Circuit Court of Appeals, Fifth Circuit.

February 19, 1937.

A. W. Clapp, of Atlanta, Ga., for petitioner.

Howard P. Locke, S. Dee Hanson, and Sewall Key, Sp. Assts. to the Atty. Gen., Robert H. Jackson and James W. Morris, Asst. Attys. Gen., and Herman Oliphant, Gen. Counsel, Dept. of Treasury, and Owen W. Swecker, Sp. Atty., Bureau of Internal Revenue, both of Washington, D. C., for respondent.

Before FOSTER, SIBLEY, and HUTCHESON, Circuit Judges.

HUTCHESON, Circuit Judge.

Petitioner was in 1930 a member of Walker Electrical Company, a partnership, successor to the partnership of Walker Electric & Plumbing Company. In that year his account on the books of the partnership was credited with $11,689.39, his proportion of a partnership indebtedness totaling $16,134.02, which was forgiven in that year by creditors of the old partnership. Petitioner, claiming that no taxable income resulted from this forgiveness of debt, did not return for 1930 the part of it he had received. The Commissioner on an audit of his returns determined a deficiency.

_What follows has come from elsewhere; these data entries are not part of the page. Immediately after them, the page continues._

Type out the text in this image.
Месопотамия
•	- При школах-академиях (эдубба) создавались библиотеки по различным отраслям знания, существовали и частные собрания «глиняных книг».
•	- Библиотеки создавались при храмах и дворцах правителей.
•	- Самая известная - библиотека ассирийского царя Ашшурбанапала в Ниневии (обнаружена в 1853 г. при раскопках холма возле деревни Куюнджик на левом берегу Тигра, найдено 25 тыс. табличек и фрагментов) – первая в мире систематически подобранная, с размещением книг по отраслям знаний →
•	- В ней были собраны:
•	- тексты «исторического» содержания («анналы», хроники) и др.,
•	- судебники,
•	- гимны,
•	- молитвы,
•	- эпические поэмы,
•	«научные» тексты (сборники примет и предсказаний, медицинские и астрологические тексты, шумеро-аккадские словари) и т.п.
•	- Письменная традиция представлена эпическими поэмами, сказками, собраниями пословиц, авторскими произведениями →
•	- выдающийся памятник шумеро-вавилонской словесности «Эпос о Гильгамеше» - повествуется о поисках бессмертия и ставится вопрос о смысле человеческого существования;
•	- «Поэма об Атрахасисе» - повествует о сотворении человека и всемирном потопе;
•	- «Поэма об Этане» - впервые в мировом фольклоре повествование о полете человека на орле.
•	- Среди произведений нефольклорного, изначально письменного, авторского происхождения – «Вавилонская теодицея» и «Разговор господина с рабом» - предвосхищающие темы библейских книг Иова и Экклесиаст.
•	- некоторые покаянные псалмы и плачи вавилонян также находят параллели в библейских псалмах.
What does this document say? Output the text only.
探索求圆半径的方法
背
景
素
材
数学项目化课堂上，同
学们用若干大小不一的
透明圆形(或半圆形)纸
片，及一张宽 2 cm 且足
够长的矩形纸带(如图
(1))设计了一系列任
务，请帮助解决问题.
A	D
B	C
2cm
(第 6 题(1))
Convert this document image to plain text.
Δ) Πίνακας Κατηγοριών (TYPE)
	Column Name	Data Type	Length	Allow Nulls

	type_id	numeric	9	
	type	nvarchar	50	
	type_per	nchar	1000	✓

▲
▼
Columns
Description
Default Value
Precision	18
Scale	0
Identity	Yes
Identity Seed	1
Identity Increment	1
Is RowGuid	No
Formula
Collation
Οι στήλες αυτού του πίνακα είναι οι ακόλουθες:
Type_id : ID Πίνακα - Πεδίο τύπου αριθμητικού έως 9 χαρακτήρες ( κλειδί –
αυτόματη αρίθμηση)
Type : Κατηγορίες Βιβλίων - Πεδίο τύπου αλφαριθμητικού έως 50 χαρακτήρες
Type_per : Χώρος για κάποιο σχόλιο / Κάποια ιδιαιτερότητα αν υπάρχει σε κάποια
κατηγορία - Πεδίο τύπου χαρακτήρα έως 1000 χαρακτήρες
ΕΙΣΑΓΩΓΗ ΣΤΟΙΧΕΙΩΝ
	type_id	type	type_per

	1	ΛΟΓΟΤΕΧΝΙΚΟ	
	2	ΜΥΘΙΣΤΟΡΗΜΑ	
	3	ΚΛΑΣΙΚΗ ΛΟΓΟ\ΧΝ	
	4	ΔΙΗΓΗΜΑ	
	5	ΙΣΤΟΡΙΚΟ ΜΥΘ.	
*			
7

This petition presents for review the ruling of the Board,[1] sustaining the Commissioner's determination. Petitioner's points against the ruling, are based on the proposition that though the formal and manual release and surrender of the indebtedness occurred in 1930, when the partnership was entirely solvent, the arrangement for it was made and became effective in 1927 when the partnership was insolvent. One point is, that for tax purposes, the transaction must be regarded as taking place not in 1930, when the surrender of the indebtedness occurred, but in 1927, when the agreement for the surrender was *171 made. The other is, that if, for tax purposes, the year 1930 is to be looked to at all, it must be only as the year of the formal consummation of a settlement which had its legal rise and force in 1927; that its effect as giving rise to taxable gain must be determined by the conditions existing in 1927 when, both before and after the agreement was made, the partnership was insolvent. Commissioner v. Simmons Gin Company (C.C.A.) 43 F.(2d) 327; Dallas Transfer & T. W. Co. v. Commissioner (C.C.A.) 70 F.(2d) 95; Burnet v. John F. Campbell Co., 60 App.D.C. 197, 50 F.(2d) 487. The Commissioner disputes petitioner's basic premise, distinguishes petitioner's authorities. He insists that though the agreement was made in 1927 as an agreement for present settlement, it was in no sense an agreement for present forgiveness of the debt. It was an agreement for forgiveness in the future, if and when the conditions were fulfilled. While then the settlement agreement that the debt would be forgiven had its origin in 1927, the forgiveness itself was, by its terms to be, it was, accorded in the future when, and only when, the conditions of its granting became performed.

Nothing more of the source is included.